Daripada nantinya mendengarkan ceramah, Kaella memutuskan untuk memunguti baju-baju Haidar untuk ditaruh di tempat baju kotor, yang biasanya nanti akan diambil Bu Har —asisten rumah tangga mereka, untuk dicuci.
"Iew!" Satu tangannya menutup hidung seolah pakaian Haidar adalah sampah terbusuk di dunia. Kalau cowok itu lihat, sudah pasti dimaki-maki tuh.
Kaella mengeluarkan dompet, kunci motor, dan juga ponsel yang masih terjejal di saku celana jeans. Sesaat cewek itu kepo dengan isi ponsel Haidar. Jangan-jangan film nganu semua. Kan... Kaella mau minta. HA-HA.
Iseng, Kaella geser lockscreen ponsel itu, yang beruntungnya enggak pakai password. Tetapi belum sempat menilik multimedia, matanya lebih tertarik membuka chat yang belum Haidar baca. Nama pengirimnya: Tai. Ia meringis kasihan pada siapapun di luar sana yang tidak tahu kalau nomornya di beri nama kotoran.
Yang Kaella tahu, Haidar juga memiliki gengnya sendiri, dan di komplotannya ia memiliki peranan penting, setaunya sih ketua, sama seperti Gabriel. Yang artinya jangan heran kalau musuhnya banyak. Jangan heran juga kalau mata-matanya banyak.
Terlanjur lihat, Kaella buka isi pesannya yang berbunyi:
Tai:
Gue tunggu malam ini di Darmawangsa.
Biasanya kalau bukan balapan, hidup Haidar tidak jauh-jauh dari berantem. Kaella berdecak. Dia jadi penasaran dengan nomor kontak si Tai ini.
Sebentar....
Kaella mencoba mengeja deretan dua belas angka yang lagi dilihatnya. Nomornya kayak nggak asing.
Di ulang lagi.
Sekali lagi.
Mata Kaella sampai nyureng.
Ini....
Nomor Gabriel, kan?
Dengan susah payah Kaella meneguk ludah.
"Ngapain lo masih disini? Mau ngintipin keindahan tubuh gue, ya?" Haidar keluar terbelit handuk dari pinggang sampai lututnya. Ada handuk kecil yang ia gunakan untuk menggosok rambut basahnya.
Kaella yang belum sepenuhnya percaya, kini menatap Haidar dengan pandangan menerawang. Cewek itu menunjukkan layar ponsel Haidar. "Ada chat masuk yang belum lo baca," ucapnya dengan nada kosong.

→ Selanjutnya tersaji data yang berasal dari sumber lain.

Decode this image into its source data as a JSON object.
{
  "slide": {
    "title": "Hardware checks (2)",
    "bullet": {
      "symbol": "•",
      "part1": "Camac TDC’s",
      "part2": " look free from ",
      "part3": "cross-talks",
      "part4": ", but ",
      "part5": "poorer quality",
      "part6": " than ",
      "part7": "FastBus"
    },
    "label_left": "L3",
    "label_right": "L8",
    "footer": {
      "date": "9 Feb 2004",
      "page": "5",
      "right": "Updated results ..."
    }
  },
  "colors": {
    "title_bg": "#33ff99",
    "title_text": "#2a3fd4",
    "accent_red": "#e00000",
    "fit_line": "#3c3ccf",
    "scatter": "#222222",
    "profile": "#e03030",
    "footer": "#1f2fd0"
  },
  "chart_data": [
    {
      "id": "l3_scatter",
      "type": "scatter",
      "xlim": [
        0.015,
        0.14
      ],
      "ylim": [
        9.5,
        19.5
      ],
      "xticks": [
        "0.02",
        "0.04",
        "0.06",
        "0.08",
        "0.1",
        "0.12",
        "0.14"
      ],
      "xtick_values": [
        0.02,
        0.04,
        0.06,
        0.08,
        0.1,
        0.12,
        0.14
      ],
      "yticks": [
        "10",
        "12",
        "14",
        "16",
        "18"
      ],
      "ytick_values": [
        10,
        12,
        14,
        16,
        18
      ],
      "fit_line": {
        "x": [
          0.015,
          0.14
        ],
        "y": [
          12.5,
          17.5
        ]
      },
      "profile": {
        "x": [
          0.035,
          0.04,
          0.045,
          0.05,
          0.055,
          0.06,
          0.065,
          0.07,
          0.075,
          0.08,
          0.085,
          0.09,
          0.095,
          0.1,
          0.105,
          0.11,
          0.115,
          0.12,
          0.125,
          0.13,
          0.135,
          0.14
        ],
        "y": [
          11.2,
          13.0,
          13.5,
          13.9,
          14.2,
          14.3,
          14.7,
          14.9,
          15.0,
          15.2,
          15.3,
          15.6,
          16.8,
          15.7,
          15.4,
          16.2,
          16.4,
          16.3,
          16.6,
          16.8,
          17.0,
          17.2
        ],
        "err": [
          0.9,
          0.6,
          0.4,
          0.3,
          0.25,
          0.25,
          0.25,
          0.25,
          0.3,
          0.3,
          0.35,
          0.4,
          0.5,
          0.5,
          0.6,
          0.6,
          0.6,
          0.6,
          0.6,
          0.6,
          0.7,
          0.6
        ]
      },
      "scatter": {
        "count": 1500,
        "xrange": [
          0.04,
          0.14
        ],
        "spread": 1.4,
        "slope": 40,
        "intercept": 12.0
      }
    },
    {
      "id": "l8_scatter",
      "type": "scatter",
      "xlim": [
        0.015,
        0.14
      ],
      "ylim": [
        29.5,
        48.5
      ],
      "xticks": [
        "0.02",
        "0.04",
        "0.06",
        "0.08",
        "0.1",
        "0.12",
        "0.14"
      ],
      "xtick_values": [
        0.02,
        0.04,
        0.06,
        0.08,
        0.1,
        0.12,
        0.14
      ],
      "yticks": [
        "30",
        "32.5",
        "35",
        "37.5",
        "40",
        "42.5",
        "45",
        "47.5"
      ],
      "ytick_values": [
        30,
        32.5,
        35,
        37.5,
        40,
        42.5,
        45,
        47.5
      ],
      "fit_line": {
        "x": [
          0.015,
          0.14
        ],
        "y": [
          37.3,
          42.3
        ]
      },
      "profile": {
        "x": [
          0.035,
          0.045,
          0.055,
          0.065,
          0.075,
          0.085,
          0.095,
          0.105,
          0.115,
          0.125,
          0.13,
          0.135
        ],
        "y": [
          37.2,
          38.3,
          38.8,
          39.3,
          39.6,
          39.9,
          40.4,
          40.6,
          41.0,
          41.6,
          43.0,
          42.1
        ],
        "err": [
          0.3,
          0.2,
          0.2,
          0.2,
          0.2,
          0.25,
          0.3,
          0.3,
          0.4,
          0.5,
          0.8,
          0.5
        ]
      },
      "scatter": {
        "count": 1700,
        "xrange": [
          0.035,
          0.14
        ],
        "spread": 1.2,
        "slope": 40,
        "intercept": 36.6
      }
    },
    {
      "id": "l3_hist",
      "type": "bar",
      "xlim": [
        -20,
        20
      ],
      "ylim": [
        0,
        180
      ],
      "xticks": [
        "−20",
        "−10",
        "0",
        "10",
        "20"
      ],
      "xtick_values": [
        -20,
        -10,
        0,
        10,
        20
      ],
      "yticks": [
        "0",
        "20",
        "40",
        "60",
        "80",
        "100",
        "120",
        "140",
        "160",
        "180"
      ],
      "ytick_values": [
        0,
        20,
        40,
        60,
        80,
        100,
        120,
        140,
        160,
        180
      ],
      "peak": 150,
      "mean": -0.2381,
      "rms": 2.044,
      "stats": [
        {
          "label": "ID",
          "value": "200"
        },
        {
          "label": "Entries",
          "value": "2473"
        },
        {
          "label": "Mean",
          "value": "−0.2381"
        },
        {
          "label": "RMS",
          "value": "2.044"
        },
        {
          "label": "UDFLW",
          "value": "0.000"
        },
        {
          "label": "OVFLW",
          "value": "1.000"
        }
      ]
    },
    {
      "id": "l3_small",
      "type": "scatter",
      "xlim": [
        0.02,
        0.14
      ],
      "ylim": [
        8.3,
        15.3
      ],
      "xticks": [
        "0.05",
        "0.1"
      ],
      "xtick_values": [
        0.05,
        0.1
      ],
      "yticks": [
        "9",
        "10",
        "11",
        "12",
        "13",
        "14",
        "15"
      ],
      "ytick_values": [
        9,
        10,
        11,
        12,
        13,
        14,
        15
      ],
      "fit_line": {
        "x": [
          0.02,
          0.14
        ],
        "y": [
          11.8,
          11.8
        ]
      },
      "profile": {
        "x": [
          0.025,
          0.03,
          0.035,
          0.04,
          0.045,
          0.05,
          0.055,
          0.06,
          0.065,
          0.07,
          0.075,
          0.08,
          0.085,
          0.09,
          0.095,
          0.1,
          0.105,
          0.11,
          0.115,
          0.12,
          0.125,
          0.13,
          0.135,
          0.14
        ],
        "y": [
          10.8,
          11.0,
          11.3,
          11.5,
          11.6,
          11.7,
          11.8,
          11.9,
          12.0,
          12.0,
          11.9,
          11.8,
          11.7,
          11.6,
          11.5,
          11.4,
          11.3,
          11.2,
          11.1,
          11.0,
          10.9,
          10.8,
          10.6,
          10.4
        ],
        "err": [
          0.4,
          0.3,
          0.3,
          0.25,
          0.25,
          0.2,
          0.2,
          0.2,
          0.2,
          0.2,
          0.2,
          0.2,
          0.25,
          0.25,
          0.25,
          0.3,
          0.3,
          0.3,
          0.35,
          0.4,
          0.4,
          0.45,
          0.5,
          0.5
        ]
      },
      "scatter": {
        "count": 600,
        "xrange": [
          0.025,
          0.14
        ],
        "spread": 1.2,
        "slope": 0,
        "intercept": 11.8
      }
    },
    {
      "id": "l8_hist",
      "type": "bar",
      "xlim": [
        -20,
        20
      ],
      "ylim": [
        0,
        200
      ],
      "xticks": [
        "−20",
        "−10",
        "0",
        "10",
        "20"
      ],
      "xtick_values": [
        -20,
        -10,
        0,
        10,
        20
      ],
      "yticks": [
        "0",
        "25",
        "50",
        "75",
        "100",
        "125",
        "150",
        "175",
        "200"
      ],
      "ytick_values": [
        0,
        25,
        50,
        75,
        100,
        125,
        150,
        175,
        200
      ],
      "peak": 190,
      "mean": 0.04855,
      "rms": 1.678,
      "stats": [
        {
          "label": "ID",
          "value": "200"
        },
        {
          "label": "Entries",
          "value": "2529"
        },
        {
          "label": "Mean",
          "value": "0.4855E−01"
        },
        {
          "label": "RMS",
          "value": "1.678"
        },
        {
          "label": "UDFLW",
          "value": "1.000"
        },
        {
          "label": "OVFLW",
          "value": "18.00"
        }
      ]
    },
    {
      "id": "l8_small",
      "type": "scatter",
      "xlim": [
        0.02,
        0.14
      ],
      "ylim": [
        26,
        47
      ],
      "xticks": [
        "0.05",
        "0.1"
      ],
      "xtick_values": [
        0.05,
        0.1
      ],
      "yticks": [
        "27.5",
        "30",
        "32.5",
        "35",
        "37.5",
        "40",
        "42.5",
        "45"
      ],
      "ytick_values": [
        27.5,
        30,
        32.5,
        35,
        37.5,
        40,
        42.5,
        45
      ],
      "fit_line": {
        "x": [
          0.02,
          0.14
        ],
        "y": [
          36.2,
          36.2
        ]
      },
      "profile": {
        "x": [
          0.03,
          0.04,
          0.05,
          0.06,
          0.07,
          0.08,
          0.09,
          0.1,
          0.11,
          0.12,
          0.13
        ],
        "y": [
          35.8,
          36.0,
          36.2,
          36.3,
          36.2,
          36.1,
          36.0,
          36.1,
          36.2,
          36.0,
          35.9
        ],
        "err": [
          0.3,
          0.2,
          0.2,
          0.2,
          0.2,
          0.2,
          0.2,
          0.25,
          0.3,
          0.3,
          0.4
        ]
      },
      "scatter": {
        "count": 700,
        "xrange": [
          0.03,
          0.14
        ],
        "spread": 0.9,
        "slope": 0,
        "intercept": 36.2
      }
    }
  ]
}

Haidar mendekat dan mengambil alih ponselnya. Ketika membaca pesan itu, bisa Kaella pastikan wajah tegas Haidar yang biasanya jarang diperlihatkan cowok itu di rumah mulai mengeras sampai giginya menggeletuk. Kaella juga bisa merasakan amarah saat Haidar mengumpat kasar.
Dengan memberanikan diri Kaella bertanya, "Itu nomor siapa?"
Mata Haidar yang tidak lagi terlihat konyol menoleh padanya. "Si bangsat. Siapa lagi. Gabriel."
Rasanya dada Kaella kembang kempis tidak bisa bernafas.
"Lo kalau di sekolah diganggu dia, bilang sama gue, Kael. Biar gue gampang habisinnya. Kalau dia deketin lo, bilang gue! Gue patahin tulang lehernya," desis Haidar dengan tangan yang menggenggam erat ponselnya.
Oh God!
Kaella beneran butuh tabung oksigen ini!!!